A look at how trusts can address various financial needs
Trusts can address various financial needs. Alisa Shin describes how a trust is usually one part of an estate plan, then Erin Zavislak talks about the differences between revocable and irrevocable trusts. Our speakers also discuss the potential advantages of using irrevocable trusts.
Other highlights from this webcast
Gary Gamma: So we have this from Bob in Florida. It gives us a great starting question here. Basically, why do I need a trust versus an estate plan?
Alisa Shin: It’s a great question. There’s a lot of confusion sometimes when people hear trusts and estate plan.
Basically, a trust is usually a part of clients’ estate plan if it’s appropriate. Your estate plan is that bigger plan, that bigger map where you kind of decided who’s going to get your assets, who are going to make decisions for you, and so forth. And one of the techniques that you might use to get to your end goal or your end objective is a trust; and that trust, in that you’ll set forth the details as to how that plan should be executed. But somebody’s estate plan is bigger than the trust itself. It typically includes a will, a general Power of Attorney, a Healthcare Power Of Attorney, and an Advanced Directive For Healthcare. Clients might hear more commonly that referred to as a Living Will.

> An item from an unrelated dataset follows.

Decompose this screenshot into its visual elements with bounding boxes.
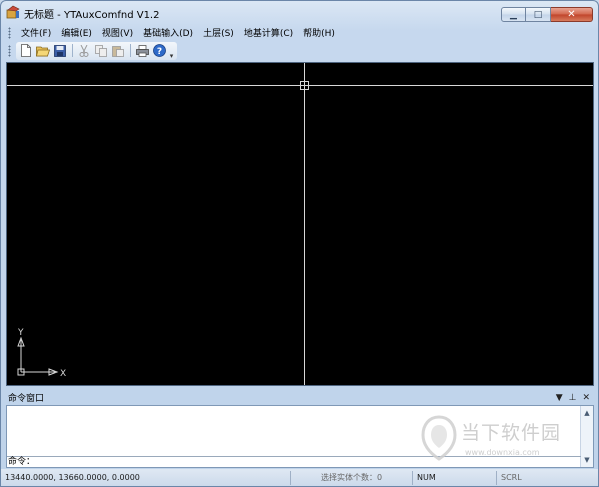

Gary Gamma: Okay. Steven in New York says, “What’s the difference between a revocable and an irrevocable trust?” Erin, you want to take that one?
Erin Zavislak: Of course I do. It’s a common question, but it’s really essential to understanding, I think, the world of trust for a client.
Very simply, a revocable trust is one that can be revoked or canceled. The determination of whether or not a revocable trust or an irrevocable trust is appropriate for you is really dependent on what your objectives are, and your planner can help you determine what is the best course of action.
Alisa Shin: If I could just jump in there—
Gary Gamma: Please.
Alisa Shin: —because Erin mentioned a planner. So a lot of times, Erin, to write a revocable trust is one in which you can revoke or make changes to. An irrevocable trust, on the other hand, as it might sound, is irrevocable. But irrevocable, in the modern trust world, doesn’t necessarily mean that what you put in place has to stay in place. Irrevocable typically is a reference to a tax planning strategy like which people put assets in it and the grantor or the person who gave the money typically does not retain any ability to access or use that money. And so it’s irrevocable in terms of the grantor’s ability to get that money back. Irrevocable does not mean that you’re making a decision today or you’re making a decision for your family today that can’t be changed in the future. There will be ways that you can build in flexibility into those trust documents.
Gary Gamma: Okay.
Ryan Gager: So, Alisa, when I hear that concept about revocable, irrevocable, I value flexibility. Why wouldn’t I want everything to be irrevocable? Why would I want to lock myself in even at all and select an irrevocable trust?
Alisa Shin: For some clients, it really is really around tax planning. For the clients who have assets that are worth more than the federal estate tax exception, which in 2017 is $5.49 million. If your assets are worth more than that, some clients, to mitigate the taxes or at least minimize how much taxes have to be paid, might transfer assets into an irrevocable trust. And by doing so, if the trust was properly designed, the assets that are in the trust and the growth of those assets during your beneficiary’s lifetime could be protected from future taxation.
So by doing that, you have reduced your estate, so you’ve gotten $5.49 million or more out of your estate, how much ever you give into that trust. And then you’ll also get that future appreciation out as well.